Need some tips on burning large directories to disc

Morlock

Limp Gawd
Joined
Jun 8, 2012
Messages
508
I just bought a blu-ray burner drive and a spindle of 25gb discs.

How do I:

1 burn large directories (bigger than a blu-ray disc)
2 do it without going through the total PitA of sorting it into directories with <23.25 of data; in fact, without sorting it at all
3 do it in a way that results in discs that I can simply put into my drive and read normally. I.e., no compression, no zip, no 7z, etc.

?

P.S., freeware preferred. I've already DLed most of the recommended burning freeware.
 
No compression eh? Are you worried about the disc getting corrupted? Because otherwise compression is your friend in these situations, chances are this large directory has a bunch of small compressable files that could fit < 25GB that way. For convenience, you can always mount the partial archive as a virtual drive with tools abound made for this purpose. For improved performance if the files aren't compressable (eg. media files) you can create the archive in "Store" mode which disables compression. But if you insist on doing it your way, read further.

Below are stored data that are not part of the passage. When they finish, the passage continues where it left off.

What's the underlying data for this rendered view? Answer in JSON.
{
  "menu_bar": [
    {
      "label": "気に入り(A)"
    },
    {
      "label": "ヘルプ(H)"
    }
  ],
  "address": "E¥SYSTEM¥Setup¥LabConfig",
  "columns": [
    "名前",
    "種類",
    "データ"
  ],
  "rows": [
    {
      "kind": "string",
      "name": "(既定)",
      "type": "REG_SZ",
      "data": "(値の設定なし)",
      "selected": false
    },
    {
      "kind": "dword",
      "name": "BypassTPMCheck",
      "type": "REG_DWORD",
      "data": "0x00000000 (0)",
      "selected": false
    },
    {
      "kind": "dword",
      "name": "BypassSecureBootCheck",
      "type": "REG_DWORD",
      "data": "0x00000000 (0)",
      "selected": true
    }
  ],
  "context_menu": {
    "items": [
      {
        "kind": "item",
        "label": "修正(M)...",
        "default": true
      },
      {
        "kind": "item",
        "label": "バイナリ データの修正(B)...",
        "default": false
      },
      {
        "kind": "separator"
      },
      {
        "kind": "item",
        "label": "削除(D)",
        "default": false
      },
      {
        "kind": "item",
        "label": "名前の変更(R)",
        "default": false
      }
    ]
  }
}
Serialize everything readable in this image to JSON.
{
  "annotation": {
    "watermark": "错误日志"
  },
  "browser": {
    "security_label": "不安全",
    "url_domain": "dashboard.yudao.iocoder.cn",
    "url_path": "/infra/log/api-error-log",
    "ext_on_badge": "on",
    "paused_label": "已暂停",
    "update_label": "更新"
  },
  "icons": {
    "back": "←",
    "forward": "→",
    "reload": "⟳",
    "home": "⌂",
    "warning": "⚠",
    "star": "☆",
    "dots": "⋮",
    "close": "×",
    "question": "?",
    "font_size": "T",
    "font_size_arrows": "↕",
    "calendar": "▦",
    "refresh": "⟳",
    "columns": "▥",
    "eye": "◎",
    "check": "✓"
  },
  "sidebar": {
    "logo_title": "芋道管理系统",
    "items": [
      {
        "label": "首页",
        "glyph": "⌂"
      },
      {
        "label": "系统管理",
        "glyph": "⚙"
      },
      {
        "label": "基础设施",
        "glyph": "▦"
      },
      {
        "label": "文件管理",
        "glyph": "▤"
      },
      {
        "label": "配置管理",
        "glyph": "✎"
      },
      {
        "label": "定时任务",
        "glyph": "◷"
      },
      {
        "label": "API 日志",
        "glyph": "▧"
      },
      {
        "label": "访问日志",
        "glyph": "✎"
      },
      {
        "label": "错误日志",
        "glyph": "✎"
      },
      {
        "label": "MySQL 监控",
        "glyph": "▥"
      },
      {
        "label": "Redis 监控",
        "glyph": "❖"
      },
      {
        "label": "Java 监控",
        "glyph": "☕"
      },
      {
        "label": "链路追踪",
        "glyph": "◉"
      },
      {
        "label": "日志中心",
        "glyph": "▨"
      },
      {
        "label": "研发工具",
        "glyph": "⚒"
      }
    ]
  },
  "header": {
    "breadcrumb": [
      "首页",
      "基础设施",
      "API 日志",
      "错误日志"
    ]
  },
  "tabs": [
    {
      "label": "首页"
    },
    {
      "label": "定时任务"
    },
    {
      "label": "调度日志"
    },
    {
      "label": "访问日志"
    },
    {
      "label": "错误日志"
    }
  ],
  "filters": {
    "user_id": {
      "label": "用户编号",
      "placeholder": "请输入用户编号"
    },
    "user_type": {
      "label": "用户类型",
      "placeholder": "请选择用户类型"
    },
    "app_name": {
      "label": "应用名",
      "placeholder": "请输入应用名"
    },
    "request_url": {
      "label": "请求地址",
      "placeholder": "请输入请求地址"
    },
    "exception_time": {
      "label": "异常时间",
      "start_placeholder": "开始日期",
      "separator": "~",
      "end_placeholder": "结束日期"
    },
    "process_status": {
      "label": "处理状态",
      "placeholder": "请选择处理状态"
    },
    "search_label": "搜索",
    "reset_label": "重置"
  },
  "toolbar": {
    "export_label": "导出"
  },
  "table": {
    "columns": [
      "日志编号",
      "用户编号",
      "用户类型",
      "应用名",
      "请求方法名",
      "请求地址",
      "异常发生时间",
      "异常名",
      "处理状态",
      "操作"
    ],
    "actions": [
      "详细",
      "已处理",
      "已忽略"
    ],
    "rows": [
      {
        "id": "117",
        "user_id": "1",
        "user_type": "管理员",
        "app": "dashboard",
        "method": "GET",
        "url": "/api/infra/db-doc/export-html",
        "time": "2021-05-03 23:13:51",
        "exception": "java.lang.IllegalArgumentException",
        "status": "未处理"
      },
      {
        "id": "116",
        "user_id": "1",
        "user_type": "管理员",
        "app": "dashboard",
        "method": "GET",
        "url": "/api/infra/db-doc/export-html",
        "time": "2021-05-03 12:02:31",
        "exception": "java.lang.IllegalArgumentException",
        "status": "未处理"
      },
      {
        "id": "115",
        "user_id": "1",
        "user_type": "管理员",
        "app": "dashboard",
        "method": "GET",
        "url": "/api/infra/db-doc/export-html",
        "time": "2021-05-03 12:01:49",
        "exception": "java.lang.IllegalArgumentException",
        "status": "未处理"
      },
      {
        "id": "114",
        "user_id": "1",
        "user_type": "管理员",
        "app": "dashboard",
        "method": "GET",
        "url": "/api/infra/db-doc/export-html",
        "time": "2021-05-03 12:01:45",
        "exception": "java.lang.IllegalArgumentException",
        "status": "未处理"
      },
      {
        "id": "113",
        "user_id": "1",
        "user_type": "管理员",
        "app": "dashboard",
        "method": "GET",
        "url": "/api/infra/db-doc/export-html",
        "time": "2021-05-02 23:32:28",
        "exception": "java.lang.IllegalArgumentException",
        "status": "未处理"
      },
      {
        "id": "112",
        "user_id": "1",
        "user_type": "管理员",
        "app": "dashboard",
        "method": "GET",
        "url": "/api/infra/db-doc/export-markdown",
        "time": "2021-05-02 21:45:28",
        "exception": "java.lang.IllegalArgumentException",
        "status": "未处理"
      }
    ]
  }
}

I assume you have exhausted search engine results so if there are no ready made solutions (for windows, there's dirsplit for unix though) that allow you to split a directory without making archive files out of it (.001, .002, etc) then you will have to write such a script or program yourself in the programming language you are most familiar with.

In the simplest form using WinAPI functions, you can make a while(1) loop that recurses the directory file by file and on each iteration gets the filename with FindNextFile() and checks the size of the file with GetFileSize(), convert to KB or MB and incerements a counter (unsigned long) with it, then CopyFile() or use stdlib functions to write the file to destdir and when (= IF!) the counter reaches 26214400 (KB) begin splitting to destdir2 or something. Condition the loop to end when FindNextFile() fails on an error condition or specifically ERROR_NO_MORE_FILES. You will have to deal with subdirectories (inner loops as many times as necessary) and handle a case where a large file pushes the counter over the limit, then you'll have to decrement the handle you pass to FindNextFile() in the next iteration and begin writing to the new directory. You can probably do something more efficient and elegant by using something other than a while(1) loop, this is just a quick 1 minute write-up at 9AM to point you in the right direction. Clearly there are edge cases that make this more difficult to implement in a scalable fashion compared to just throwing everything into a tape archive and splitting afterwards, which may be why you haven't found any existing software.

P.S. For a reliable backup solution, you're better off using lower density, high quality DVD±R or CD-R media, particularly considering the guaranteed degradation problems with certain LTH BD-R media (Ritek), not to mention the relative scarcity of BD-ROM drives.